Partizan’a karşı dünyanın neresinde oynarsanız oynayın maç daima heyecanlı, eğlenceli ve mükemmel geçer. Onlara karşı sahada dirençli kalabilmek için elinizden gelenin gerçekten çok fazlasını yapmanız lazım. O maç evimizdeydi, taraftarlarımızın tutkularını, adanmışlıklarını hissediyorduk yine ve mükemmel oynamıştık fakat Partizan deplasmanları, eh, orada da galibiyet aldık ama Belgrad’da kazanmak çok zor.
Peki kendinizi basketbol oyuncusu olarak nasıl tanımlarsınız?
Tutkulu, adanmış, oyuna aşk besleye, rekabetten zevk alan ve oyunu para için oynamayan biri.
Bay Emanuel şimdiki birkaç soru sizin için. 2019 yazında FIBA U16 Avrupa Basketbol Şampiyonası’nda forma giydiniz. Turnuvanın en iyi oyuncularından biriydiniz. Oradaki tecrübelerinizi aktarır mısınız?
FIBA’da yaşımdan büyük oyunculara, tonlarca farklı hücum ve savunma sistemine karşı oynamak mükemmel bir duyguydu. Babam 2013’te emekli olduktan sonra Amerika Birleşik Devletleri’ne yerleşmiştik, yani Amerika Birleşik Devletleri’ndeki rekabet seviyesini biliyordum ama FIBA turnuvalarına gidip oradaki sistemleri, ortamları görmek mükemmel bir artı oluyor.

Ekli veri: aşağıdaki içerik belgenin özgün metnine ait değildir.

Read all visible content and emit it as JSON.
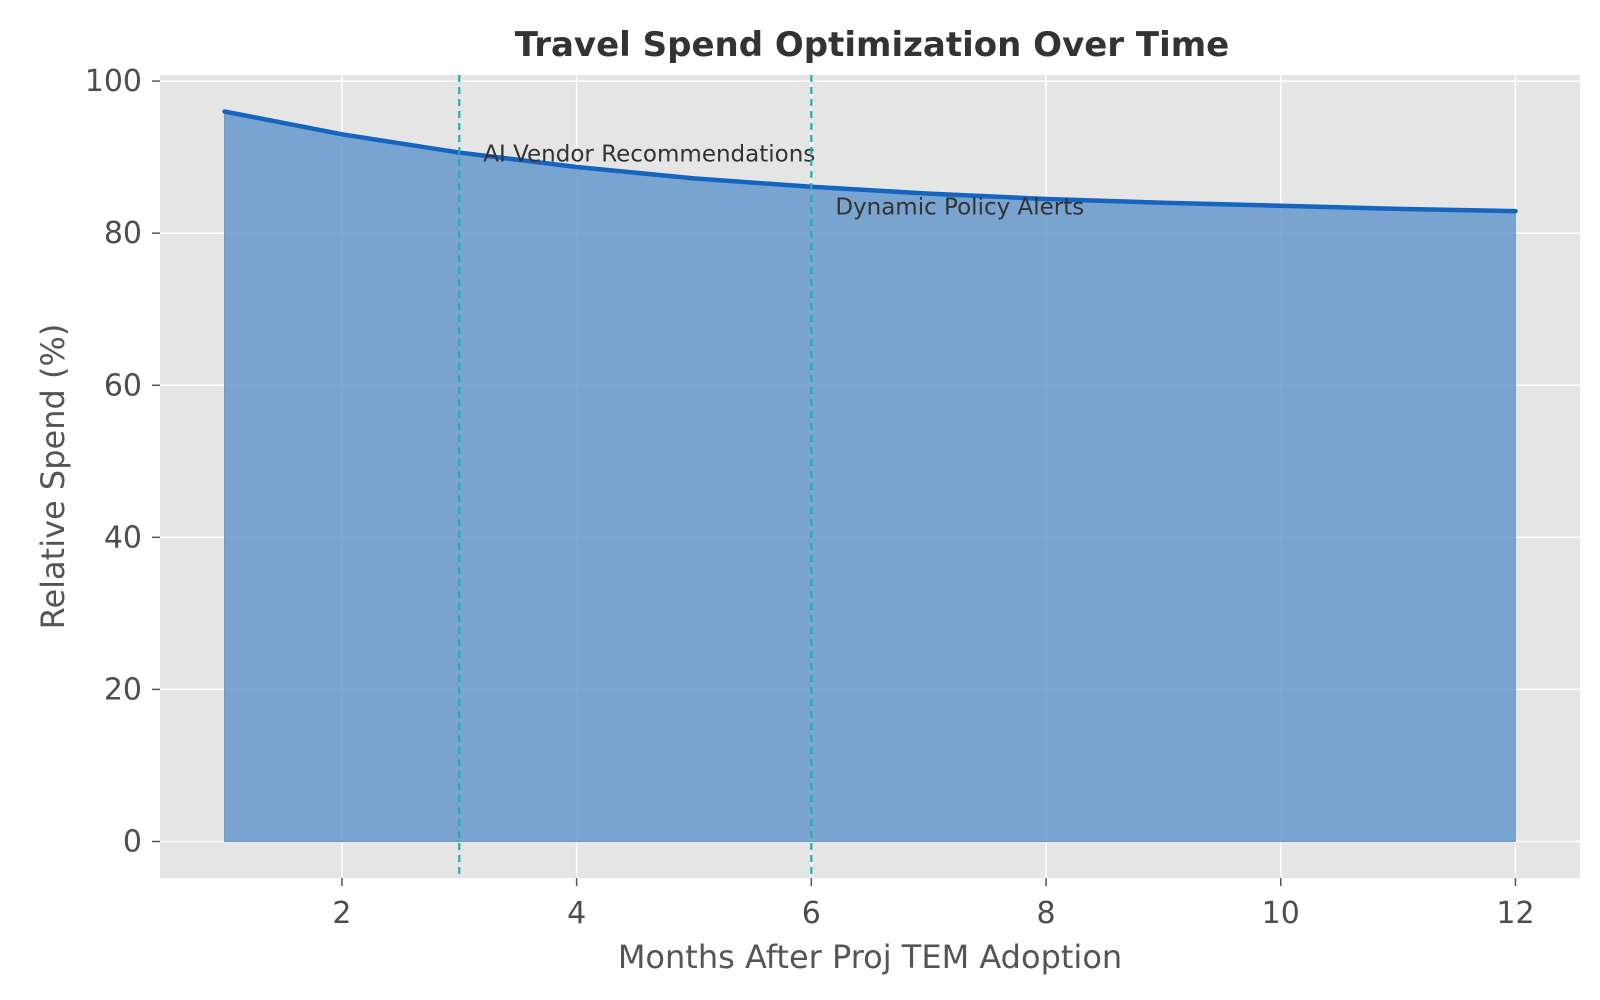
{
  "chart_data": {
    "type": "area",
    "title": "Travel Spend Optimization Over Time",
    "xlabel": "Months After Proj TEM Adoption",
    "ylabel": "Relative Spend (%)",
    "xlim": [
      0.45,
      12.55
    ],
    "ylim": [
      -4.8,
      100.8
    ],
    "x_ticks": [
      2,
      4,
      6,
      8,
      10,
      12
    ],
    "y_ticks": [
      0,
      20,
      40,
      60,
      80,
      100
    ],
    "grid": true,
    "series": [
      {
        "x": [
          1,
          2,
          3,
          4,
          5,
          6,
          7,
          8,
          9,
          10,
          11,
          12
        ],
        "values": [
          96,
          93,
          90.6,
          88.7,
          87.2,
          86.1,
          85.2,
          84.5,
          84,
          83.6,
          83.2,
          82.9
        ],
        "line_color": "#1565c0",
        "fill_color": "#6699cc"
      }
    ],
    "annotations": [
      {
        "x": 3,
        "label": "AI Vendor Recommendations",
        "label_y": 90.5,
        "line_color": "#20b2aa"
      },
      {
        "x": 6,
        "label": "Dynamic Policy Alerts",
        "label_y": 83.5,
        "line_color": "#20b2aa"
      }
    ],
    "colors": {
      "plot_background": "#e5e5e5",
      "grid": "#ffffff"
    }
  }
}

Peki sizce ABD ile Avrupa basketbolları arasındaki farklar neler?
Bence her iki alandaki rekabet seviyesi, temel gidişat aynı fakat Avrupa’daki oyuncular temel bilgi açısından daha iyiler, daha iyi şut atıyorlar, daha iyi pas veriyorlar ama ABD’dekiler ise ateltizm açısından açık ara mükemmeller.
Hangi kolejlerle görüşmeler yaptınız?
Şu ana dek birinci seviyeden Texas Tech, Güney Florida Üniversitesi, Güney Metodist Üniversitesi, Xavier, Rutgers, Iona, Georgia Tech ve Florida’yla görüştüm.
Bence sezon mükemmel geçecek! Şu anda elimdeki sakatlıktan ötürü takımımla birlikte değilim maalesef fakat genel anlamda ümitlerim, umudum yüksek. Bence onlar mükemmel bir başlangıç yapacaklar ve ben de döndüğüm zaman %100’ümden fazlasını verip onların ivmelerini arttırmaya çalışacağım. Bu heyecanlı olacak.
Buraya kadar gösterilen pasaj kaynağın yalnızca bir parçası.